Comey argues that by encrypting their services, companies like Google and Apple are in effect making it easier for terrorists to communicate while denying U.S. intelligence agencies the ability — via a digital ‘backdoor’ in the encryption software — to find out what they’re up to. Cohen says that there’s little evidence that adoption of advanced encryption techniques has allowed terrorists to plan or carry out any attacks. If government searches are too broad, he adds, it’s difficult for companies to respond and not terribly useful as a means of finding actionable intelligence. (Of course, he’s a Google guy.)
“ISIS will be neutered as a digital threat when its online presence becomes barely noticeable,” Cohen wrote in Foreign Affairs. “The group would find it either too risky or tactically impossible to commandeer control of social media platforms and public chat rooms, and its digital content would be hard to discover.” Success, he cautions, will only be achieved incrementally, not in one fell swoop.

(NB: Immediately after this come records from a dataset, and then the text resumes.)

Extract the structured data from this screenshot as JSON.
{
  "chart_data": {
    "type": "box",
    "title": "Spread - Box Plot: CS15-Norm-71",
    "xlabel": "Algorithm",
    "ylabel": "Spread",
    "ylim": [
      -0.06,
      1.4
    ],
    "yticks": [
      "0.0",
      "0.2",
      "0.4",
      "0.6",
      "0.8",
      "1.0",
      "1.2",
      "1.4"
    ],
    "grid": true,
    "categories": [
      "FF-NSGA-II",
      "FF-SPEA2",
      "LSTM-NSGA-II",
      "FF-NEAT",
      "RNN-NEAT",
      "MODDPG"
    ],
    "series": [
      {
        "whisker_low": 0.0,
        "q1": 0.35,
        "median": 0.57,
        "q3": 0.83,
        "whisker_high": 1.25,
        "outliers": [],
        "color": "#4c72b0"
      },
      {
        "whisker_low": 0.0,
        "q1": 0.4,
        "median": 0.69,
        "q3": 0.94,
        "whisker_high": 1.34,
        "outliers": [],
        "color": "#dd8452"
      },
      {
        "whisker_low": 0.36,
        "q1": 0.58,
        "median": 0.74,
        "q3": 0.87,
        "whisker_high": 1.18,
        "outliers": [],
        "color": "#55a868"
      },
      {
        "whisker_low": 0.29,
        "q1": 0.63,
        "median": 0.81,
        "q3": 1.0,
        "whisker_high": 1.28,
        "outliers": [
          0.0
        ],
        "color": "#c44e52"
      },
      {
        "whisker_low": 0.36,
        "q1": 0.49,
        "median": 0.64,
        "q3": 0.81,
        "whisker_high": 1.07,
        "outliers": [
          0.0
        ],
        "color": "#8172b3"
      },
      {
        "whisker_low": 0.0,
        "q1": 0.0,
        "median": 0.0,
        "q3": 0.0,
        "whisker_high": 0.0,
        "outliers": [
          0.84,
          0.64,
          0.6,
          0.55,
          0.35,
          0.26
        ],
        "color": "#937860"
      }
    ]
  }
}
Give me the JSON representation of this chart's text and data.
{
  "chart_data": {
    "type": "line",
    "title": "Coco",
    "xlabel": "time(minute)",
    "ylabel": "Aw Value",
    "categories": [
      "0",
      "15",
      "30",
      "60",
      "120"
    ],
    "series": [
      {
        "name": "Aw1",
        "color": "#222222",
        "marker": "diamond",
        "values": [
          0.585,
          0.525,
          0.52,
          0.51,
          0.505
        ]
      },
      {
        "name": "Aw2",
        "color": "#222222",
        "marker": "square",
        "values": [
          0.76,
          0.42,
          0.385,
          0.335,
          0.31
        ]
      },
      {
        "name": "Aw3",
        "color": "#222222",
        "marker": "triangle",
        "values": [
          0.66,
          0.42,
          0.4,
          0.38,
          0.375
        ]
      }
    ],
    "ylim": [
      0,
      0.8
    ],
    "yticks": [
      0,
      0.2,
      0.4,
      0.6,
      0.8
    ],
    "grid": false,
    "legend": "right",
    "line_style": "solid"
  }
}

And greater challenges may lie ahead, Cohen recently told guests attending a panel discussion in Washington sponsored by the magazine. Though it’s doing a masterful job of exploiting social media, ISIS hasn’t shown itself to be very tech savvy when it comes to launching damaging cyberattacks against its adversaries. But that could change. Like any corporation, ISIS wouldn’t have to search ‘in-house’ to find the technical know-how; it could emulate Google or Facebook and acquire talent with the capability. There are plenty of brilliant hackers who are ready to work for the highest bidder; if necessary, ISIS could hide its identity so that the hackers wouldn’t have to know who was paying them.

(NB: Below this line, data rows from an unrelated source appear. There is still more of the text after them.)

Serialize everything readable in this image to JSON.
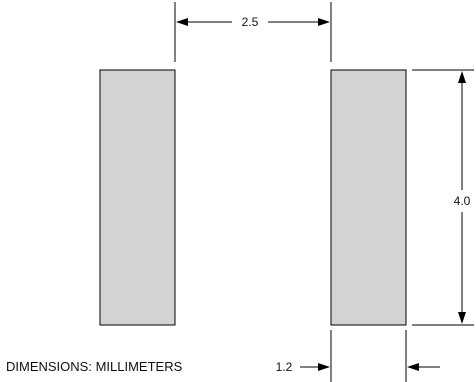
{
  "diagram": {
    "pad_fill": "#d3d3d3",
    "stroke_color": "#000000",
    "dimensions": {
      "spacing": "2.5",
      "height": "4.0",
      "pad_width": "1.2"
    },
    "note": "DIMENSIONS: MILLIMETERS"
  }
}
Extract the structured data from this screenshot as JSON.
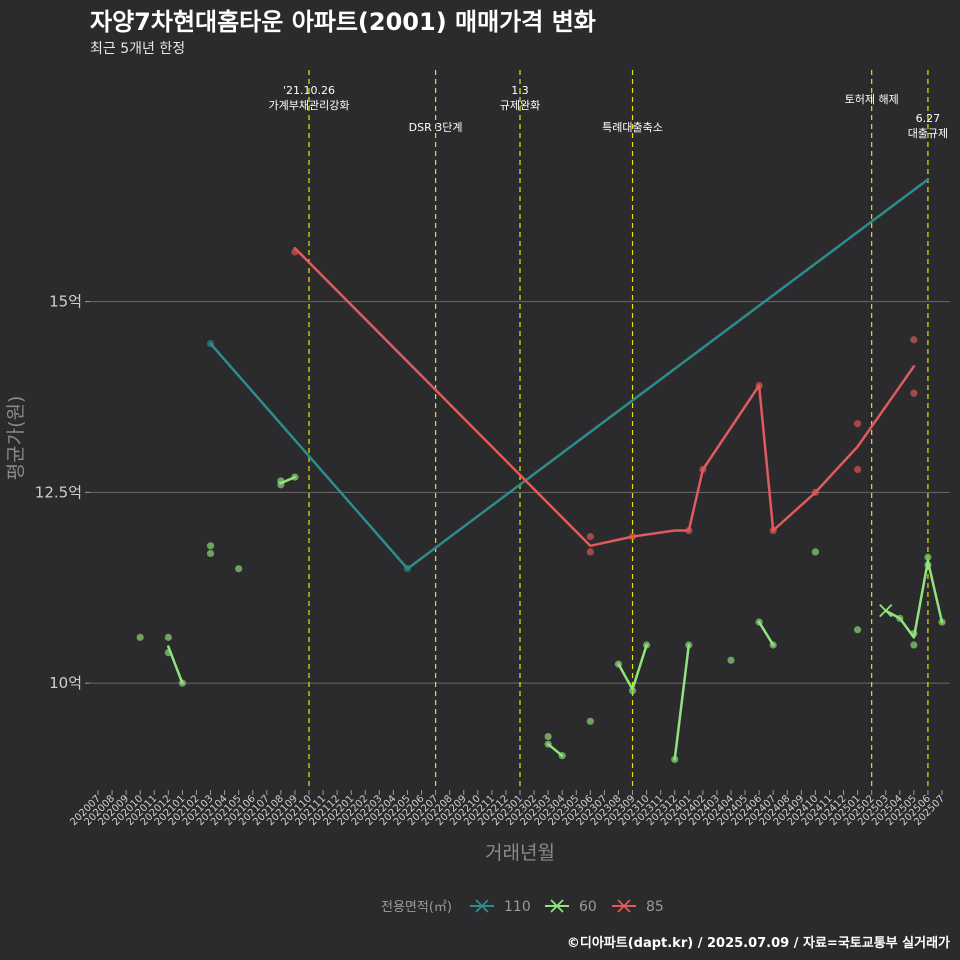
{
  "chart_data": {
    "type": "line",
    "title": "자양7차현대홈타운 아파트(2001) 매매가격 변화",
    "subtitle": "최근 5개년 한정",
    "xlabel": "거래년월",
    "ylabel": "평균가(원)",
    "caption": "©디아파트(dapt.kr) / 2025.07.09 / 자료=국토교통부 실거래가",
    "ylim": [
      8.6,
      18.1
    ],
    "yticks": [
      {
        "value": 10,
        "label": "10억"
      },
      {
        "value": 12.5,
        "label": "12.5억"
      },
      {
        "value": 15,
        "label": "15억"
      }
    ],
    "x_categories": [
      "202007",
      "202008",
      "202009",
      "202010",
      "202011",
      "202012",
      "202101",
      "202102",
      "202103",
      "202104",
      "202105",
      "202106",
      "202107",
      "202108",
      "202109",
      "202110",
      "202111",
      "202112",
      "202201",
      "202202",
      "202203",
      "202204",
      "202205",
      "202206",
      "202207",
      "202208",
      "202209",
      "202210",
      "202211",
      "202212",
      "202301",
      "202302",
      "202303",
      "202304",
      "202305",
      "202306",
      "202307",
      "202308",
      "202309",
      "202310",
      "202311",
      "202312",
      "202401",
      "202402",
      "202403",
      "202404",
      "202405",
      "202406",
      "202407",
      "202408",
      "202409",
      "202410",
      "202411",
      "202412",
      "202501",
      "202502",
      "202503",
      "202504",
      "202505",
      "202506",
      "202507"
    ],
    "events": [
      {
        "month": "202110",
        "lines": [
          "'21.10.26",
          "가계부채관리강화"
        ]
      },
      {
        "month": "202207",
        "lines": [
          "DSR 3단계"
        ]
      },
      {
        "month": "202301",
        "lines": [
          "1.3",
          "규제완화"
        ]
      },
      {
        "month": "202309",
        "lines": [
          "특례대출축소"
        ]
      },
      {
        "month": "202502",
        "lines": [
          "토허제 해제"
        ]
      },
      {
        "month": "202506",
        "lines": [
          "6.27",
          "대출규제"
        ]
      }
    ],
    "legend": {
      "title": "전용면적(㎡)",
      "position": "bottom"
    },
    "series": [
      {
        "name": "110",
        "color": "#2e8c8c",
        "line": [
          [
            "202103",
            14.45
          ],
          [
            "202205",
            11.5
          ],
          [
            "202506",
            16.6
          ]
        ],
        "points": [
          [
            "202103",
            14.45
          ],
          [
            "202205",
            11.5
          ]
        ]
      },
      {
        "name": "60",
        "color": "#90e47b",
        "line_segments": [
          [
            [
              "202108",
              12.62
            ],
            [
              "202109",
              12.7
            ]
          ],
          [
            [
              "202012",
              10.48
            ],
            [
              "202101",
              10.0
            ]
          ],
          [
            [
              "202303",
              9.2
            ],
            [
              "202304",
              9.05
            ]
          ],
          [
            [
              "202308",
              10.25
            ],
            [
              "202309",
              9.92
            ],
            [
              "202310",
              10.5
            ]
          ],
          [
            [
              "202312",
              9.0
            ],
            [
              "202401",
              10.5
            ]
          ],
          [
            [
              "202406",
              10.8
            ],
            [
              "202407",
              10.5
            ]
          ],
          [
            [
              "202503",
              10.95
            ],
            [
              "202504",
              10.85
            ],
            [
              "202505",
              10.6
            ],
            [
              "202506",
              11.6
            ],
            [
              "202507",
              10.8
            ]
          ]
        ],
        "points": [
          [
            "202010",
            10.6
          ],
          [
            "202012",
            10.6
          ],
          [
            "202012",
            10.4
          ],
          [
            "202101",
            10.0
          ],
          [
            "202103",
            11.8
          ],
          [
            "202103",
            11.7
          ],
          [
            "202105",
            11.5
          ],
          [
            "202108",
            12.65
          ],
          [
            "202108",
            12.6
          ],
          [
            "202109",
            12.7
          ],
          [
            "202303",
            9.3
          ],
          [
            "202303",
            9.2
          ],
          [
            "202304",
            9.05
          ],
          [
            "202306",
            9.5
          ],
          [
            "202308",
            10.25
          ],
          [
            "202309",
            9.9
          ],
          [
            "202310",
            10.5
          ],
          [
            "202312",
            9.0
          ],
          [
            "202401",
            10.5
          ],
          [
            "202404",
            10.3
          ],
          [
            "202406",
            10.8
          ],
          [
            "202407",
            10.5
          ],
          [
            "202410",
            11.72
          ],
          [
            "202501",
            10.7
          ],
          [
            "202504",
            10.85
          ],
          [
            "202505",
            10.65
          ],
          [
            "202505",
            10.5
          ],
          [
            "202506",
            11.65
          ],
          [
            "202506",
            11.55
          ],
          [
            "202507",
            10.8
          ]
        ],
        "cross": [
          [
            "202503",
            10.95
          ]
        ]
      },
      {
        "name": "85",
        "color": "#e05c5c",
        "line": [
          [
            "202109",
            15.7
          ],
          [
            "202306",
            11.8
          ],
          [
            "202309",
            11.92
          ],
          [
            "202312",
            12.0
          ],
          [
            "202401",
            12.0
          ],
          [
            "202402",
            12.8
          ],
          [
            "202406",
            13.9
          ],
          [
            "202407",
            12.0
          ],
          [
            "202410",
            12.5
          ],
          [
            "202501",
            13.1
          ],
          [
            "202505",
            14.15
          ]
        ],
        "points": [
          [
            "202109",
            15.65
          ],
          [
            "202306",
            11.92
          ],
          [
            "202306",
            11.72
          ],
          [
            "202309",
            11.92
          ],
          [
            "202401",
            12.0
          ],
          [
            "202402",
            12.8
          ],
          [
            "202406",
            13.9
          ],
          [
            "202407",
            12.0
          ],
          [
            "202410",
            12.5
          ],
          [
            "202501",
            13.4
          ],
          [
            "202501",
            12.8
          ],
          [
            "202505",
            14.5
          ],
          [
            "202505",
            13.8
          ]
        ]
      }
    ]
  }
}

For the immediate future, though, the priority of law enforcement should be to try to head off would-be recruits before they can get on a plane to Syria. One way to do this is to scare the hell out of them. “Governments can inject risk into the ecosystem,” Cohen says. Anyone who went online to look up a flight itinerary to Syria, for instance, would be presented with news stories about others who made the attempt, only to be arrested at the airport.
Because ISIS is far from monolithic and counts among its followers disaffected Iraqi Sunnis, devout Islamic scholars, lonely teenagers and young men and women who are looking for romance and adventure, any counternarrative has to be tailored so that it can reach a variety of followers and sympathizers with very different motivations. As a model of such a strategy Cohen points to suicide-prevention and anti-bullying campaigns. One example that shows some promise in this regard is a cartoon series marketed through YouTube called Abdullah-X, which promotes an anti-extremist message. Most YouTube users were drawn to it because of targeted ads, not because they found it on their own.

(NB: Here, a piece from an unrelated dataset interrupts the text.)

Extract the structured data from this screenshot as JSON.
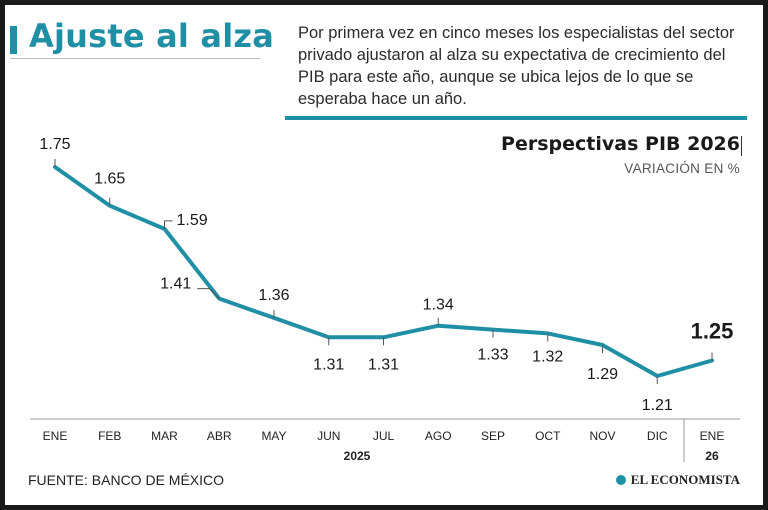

Cohen concedes that there’s little chance that any counternarrative to ISIS can win the hearts and minds of Muslims who support the caliphate. But there may be alternatives, he says, adding that they may consist of “things we don’t like,” but which at least may divert potential recruits from committing violence. What these ‘things’ would be, though, he doesn’t say.
Cohen acknowledges that a digital counterinsurgency campaign “represents uncharted territory,” but in contrast to combat on the real battlefield, the costs of failure are low because “those who fight digitally face no risk of injury or death.” But fighters in the real world are still going to be injured and killed. As Cohen says, “You can’t fall into the trap of believing that the battle can be won by technology.”